Bevor es Robert Frank 1947 nach New York verschlug, absolvierte er eine fünfjährige Ausbildung zum Fotografen bei Hermann Segesser und Michael Wolgensinger in Zürich. In die USA nahm er ein Portfolio mit 40 Fotos mit, das Landschaftsaufnahmen, Porträts, freie Reportagebilder und sorgfältige Sachaufnahmen beinhaltete. Damit gelang ihm eine Anstellung als Assistenzfotograf bei Alexey Brodovitch, dem Art Director der Zeitschrift „Harper’s Bazaar“. Trotz seiner dortigen Erfolge gab Frank seine Stelle nach wenigen Monaten auf, um frei zu arbeiten. 1948 reiste er nach Peru und Bolivien. Robert Frank sagte später über diese Zeit: „Ich führte eine Art Tagebuch. Ich ging sehr frei mit der Kamera um. Ich dachte nicht darüber nach, was richtig ist; ich tat das, was sich für mich gut anfühlte. Ich war wie ein Action Painter.“
Im Frühjahr 1949 kehrte Robert Frank nach Europa zurück und lichtete in der Schweiz die alljährlich stattfindende Landsgemeinde im Kanton Appenzell Ausserrhoden ab, wo damals nur Männer unter freiem Himmel durch Handheben ihr Stimm- und Wahlrecht ausübten. Dieses Projekt legte den Fokus auf die Befindlichkeiten der einfachen Leute. Gasser betont, dass diese Fotos den kritisch prüfenden Blick vorwegnahmen, mit dem Frank bald darauf die verschiedenen gesellschaftlichen und politischen Ereignisse in Amerika aus der „subjektiven, nach innen gerichteten Perspektive eines Außenseiters“ festhielt.

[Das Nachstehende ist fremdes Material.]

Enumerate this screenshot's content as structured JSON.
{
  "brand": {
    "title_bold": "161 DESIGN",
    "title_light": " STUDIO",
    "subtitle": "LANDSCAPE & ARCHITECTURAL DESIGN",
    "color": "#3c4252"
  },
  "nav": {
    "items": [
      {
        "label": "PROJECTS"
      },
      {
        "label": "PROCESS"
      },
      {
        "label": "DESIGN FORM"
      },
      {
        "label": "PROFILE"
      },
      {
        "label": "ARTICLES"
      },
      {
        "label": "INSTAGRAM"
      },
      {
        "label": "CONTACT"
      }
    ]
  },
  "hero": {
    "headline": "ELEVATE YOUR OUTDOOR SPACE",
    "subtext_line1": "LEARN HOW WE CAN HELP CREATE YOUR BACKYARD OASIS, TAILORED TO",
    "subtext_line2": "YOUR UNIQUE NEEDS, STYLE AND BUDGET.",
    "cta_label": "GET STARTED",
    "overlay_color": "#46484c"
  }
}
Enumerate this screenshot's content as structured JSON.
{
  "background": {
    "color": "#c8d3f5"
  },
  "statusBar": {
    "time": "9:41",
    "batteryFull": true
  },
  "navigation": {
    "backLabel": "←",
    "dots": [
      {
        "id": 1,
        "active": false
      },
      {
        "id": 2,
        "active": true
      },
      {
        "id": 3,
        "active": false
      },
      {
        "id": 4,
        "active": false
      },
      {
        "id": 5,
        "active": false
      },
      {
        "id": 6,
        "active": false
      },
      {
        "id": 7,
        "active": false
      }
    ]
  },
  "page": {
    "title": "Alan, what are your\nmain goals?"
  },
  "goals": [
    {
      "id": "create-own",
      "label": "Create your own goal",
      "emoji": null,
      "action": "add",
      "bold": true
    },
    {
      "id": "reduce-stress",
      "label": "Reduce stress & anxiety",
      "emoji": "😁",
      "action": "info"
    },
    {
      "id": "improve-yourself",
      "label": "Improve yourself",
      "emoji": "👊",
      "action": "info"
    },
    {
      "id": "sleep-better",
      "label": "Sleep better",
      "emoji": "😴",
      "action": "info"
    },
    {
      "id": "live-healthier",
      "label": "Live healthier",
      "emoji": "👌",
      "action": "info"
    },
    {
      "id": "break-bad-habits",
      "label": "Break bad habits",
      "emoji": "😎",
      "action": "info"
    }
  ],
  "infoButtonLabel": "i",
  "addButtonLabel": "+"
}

Über seine Fotoarbeiten in Paris, London und Spanien distanzierte sich Robert Frank zwischen 1949 und 1953 vermehrt von der Idee der Fotografie als universaler Sprache. Dieser setzte er 1952 die in Zürich mit Werner Zryd gestaltete Buchmaquette „Black White Things“ entgegen. Es war der Versuch, die alten Konventionen mit etwas Neues über Bord zu werfen: mit einer intuitiv gestalteten Bildfolge ohne Text, der Frank einzig Antoine de Saint-Exupérys Zitat aus „Der kleine Prinz“ voranstellte: „Man sieht nur mit dem Herzen gut. Das Wesentliche ist für die Augen unsichtbar.“
Die Ausstellung „Robert Frank. Memories“ läuft bis zum 10. Januar 2021. Die Fotostiftung Schweiz hat täglich außer montags von 11 bis 18 Uhr, mittwochs bis 20 Uhr geöffnet. Das Haus bleibt am Zweiten Weihnachtsfeiertag und an Neujahr geschlossen. Der Eintritt beträgt 12 Franken, ermäßigt 10 Franken, für Kinder und Jugendliche wie auch mittwochs ab 17 Uhr ist er kostenlos. Begleitend zur Schau erscheint die von Gerhard Steidl herausgegebene Publikation „Robert Frank. Books and Films Published by Steidl“, die für 20 Franken im Shop der Fotostiftung zu haben ist.